What can, and what should, a court (or maybe contract law as the correct institution) do to account for tense political realities? There seems to be a huge tension between wanting to encourage the international bond market and recognizing harsh political conditions that have important humanitarian consequences. Should the law reflect any tolerance for extreme situations beyond the doctrines already at play?

How do we resolve the tension between deciding the current issue between the two parties at hand and the possibility in this case of having an impact on future parties. Here there seems to be some value to the notion that this agreement was a tradable option and not a direct loan. With a tradable option we have the possibility that other parties may come in to the dispute and thus we should take into account 3rd party interest with the proposed rule. However there was no transfer here, so how do we weigh resolving the conflict at hand and the fact that we think this decision was wrongly decided between the two parties (because there was no transfer) vs. the fact the decision could be correct in establishing a precedent that will be beneficial to future parties when it is possible they will never be involved?


I agree that the "implied" term argument seems like a sound one and was surprised to see it rejected by the court. It seems obvious from an ex ante perspective that a lender and borrower negotiating in good faith both would intend for the borrower to pay back its debt on-schedule and unimpeded. Where a lender makes it impossible for the borrower to uphold that bargain, it only seems logical that the lender would be estopped from then claiming the borrower breached the contract and reaping the benefits. This might be different if the lender was no longer the party benefiting from holding the borrower accountable, but here that is not the case. It seems to me that the court is providing a rule that rewards Russia for acting opportunistically and that would encourage similar behavior in the future.
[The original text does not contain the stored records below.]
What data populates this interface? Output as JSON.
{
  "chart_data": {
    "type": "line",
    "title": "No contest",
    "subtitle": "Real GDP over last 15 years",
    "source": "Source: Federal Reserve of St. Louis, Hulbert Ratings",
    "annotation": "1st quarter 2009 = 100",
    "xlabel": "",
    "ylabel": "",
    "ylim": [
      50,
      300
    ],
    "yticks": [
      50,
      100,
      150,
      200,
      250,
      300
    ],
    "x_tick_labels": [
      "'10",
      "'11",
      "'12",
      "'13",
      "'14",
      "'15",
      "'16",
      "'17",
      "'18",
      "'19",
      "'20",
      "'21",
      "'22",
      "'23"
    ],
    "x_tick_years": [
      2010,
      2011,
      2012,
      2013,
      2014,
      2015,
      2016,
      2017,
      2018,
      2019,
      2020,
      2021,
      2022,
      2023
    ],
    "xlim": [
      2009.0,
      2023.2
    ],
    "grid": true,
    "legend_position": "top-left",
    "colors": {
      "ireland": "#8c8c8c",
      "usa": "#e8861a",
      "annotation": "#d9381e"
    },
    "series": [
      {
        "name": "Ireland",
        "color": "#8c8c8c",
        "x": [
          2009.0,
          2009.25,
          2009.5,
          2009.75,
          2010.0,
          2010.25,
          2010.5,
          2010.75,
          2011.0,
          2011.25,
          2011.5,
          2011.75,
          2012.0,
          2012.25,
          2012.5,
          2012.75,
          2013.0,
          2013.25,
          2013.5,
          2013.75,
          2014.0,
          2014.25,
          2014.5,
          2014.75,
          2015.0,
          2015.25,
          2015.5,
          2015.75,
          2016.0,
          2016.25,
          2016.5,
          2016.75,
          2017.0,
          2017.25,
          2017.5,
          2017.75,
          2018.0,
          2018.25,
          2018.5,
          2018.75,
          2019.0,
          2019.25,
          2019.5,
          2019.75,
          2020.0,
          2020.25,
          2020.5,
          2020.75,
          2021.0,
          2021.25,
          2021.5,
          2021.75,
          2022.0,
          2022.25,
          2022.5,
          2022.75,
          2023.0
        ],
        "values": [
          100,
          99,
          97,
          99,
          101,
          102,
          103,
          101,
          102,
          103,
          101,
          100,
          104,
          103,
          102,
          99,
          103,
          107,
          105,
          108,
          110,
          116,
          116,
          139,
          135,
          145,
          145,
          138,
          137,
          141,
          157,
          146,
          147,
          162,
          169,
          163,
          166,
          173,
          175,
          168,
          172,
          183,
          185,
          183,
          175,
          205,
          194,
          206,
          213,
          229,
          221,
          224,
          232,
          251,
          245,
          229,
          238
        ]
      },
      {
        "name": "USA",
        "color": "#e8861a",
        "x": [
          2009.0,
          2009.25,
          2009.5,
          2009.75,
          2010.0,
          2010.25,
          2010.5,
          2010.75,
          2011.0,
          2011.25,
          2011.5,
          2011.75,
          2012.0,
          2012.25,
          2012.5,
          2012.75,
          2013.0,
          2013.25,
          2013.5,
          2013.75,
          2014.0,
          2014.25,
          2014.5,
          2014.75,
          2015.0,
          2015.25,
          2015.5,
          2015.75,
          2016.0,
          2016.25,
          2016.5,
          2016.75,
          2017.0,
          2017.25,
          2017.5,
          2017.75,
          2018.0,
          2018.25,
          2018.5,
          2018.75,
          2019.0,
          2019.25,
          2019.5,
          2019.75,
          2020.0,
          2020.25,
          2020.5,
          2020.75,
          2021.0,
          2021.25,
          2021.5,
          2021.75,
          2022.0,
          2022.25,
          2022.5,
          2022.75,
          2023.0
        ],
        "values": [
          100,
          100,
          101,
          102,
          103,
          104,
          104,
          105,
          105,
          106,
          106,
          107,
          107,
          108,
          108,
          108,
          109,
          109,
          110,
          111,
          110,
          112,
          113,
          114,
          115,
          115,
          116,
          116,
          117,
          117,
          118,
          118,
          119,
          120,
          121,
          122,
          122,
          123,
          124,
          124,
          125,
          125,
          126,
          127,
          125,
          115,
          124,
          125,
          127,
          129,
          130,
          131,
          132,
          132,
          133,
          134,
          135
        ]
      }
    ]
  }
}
Do you expect that the ruling of the court on this issue will stand, or do you think that the "implied" term argument might be more successful if appealed?

To build on MD and AF’s excellent points, is there a sense that the ‘implied terms’ defense was necessarily rejected due to the tribunal’s refusal to engage the duress defense? If inquiring into the possibly coercive nature of Russia’s conduct would invite a non-justiciable issue regarding its legality, the tradability issue is just a necessary sidestep (and why pure formality). It seems that Russia’s "have its cake and eat it too" approach to the private/public character of the loan, in conjunction with its conduct implicating international law, acceptably foreclosed contract defenses that would otherwise have been available to Ukraine (and might be a reason it argued duress when it might have wanted to argue fraud?). Are we incentivizing nations to commit acts of international legal significance to preclude the application of contract law in a dispute, and/or are we delaying legal assessment of these acts by hiding behind contract disputes?

"All in all, I'm a bit puzzled that this defense featured so prominently in Ukraine's papers."

On this point about duress, perhaps the reason that Ukraine relied heavily on that defense in its papers was to appeal to those of us who are not so entrenched in contract doctrine. It seems that this dispute facially appears to be Russia, again, invading Ukraine. This time around it's just by way of its coffers. Of course, tugging at the heartstrings isn't supposed to work in a court - but that's why Ukraine included the other defenses you mentioned. Yet if some broad stroke reporting is done about this dispute, in a less sophisticated fashion than found the Financial Times, a gripping, ongoing theme to this story is that Russia takes advantage of Ukraine. People care about that.

I wonder if Ukraine did this intentionally to garner (even more) support in the court of public opinion, even though it probably knew "the doctrine of duress" would not be its strongest leg to stand on. In issues of sovereign debt and the like, how does public opinion / perception affect judicial outcomes or considerations?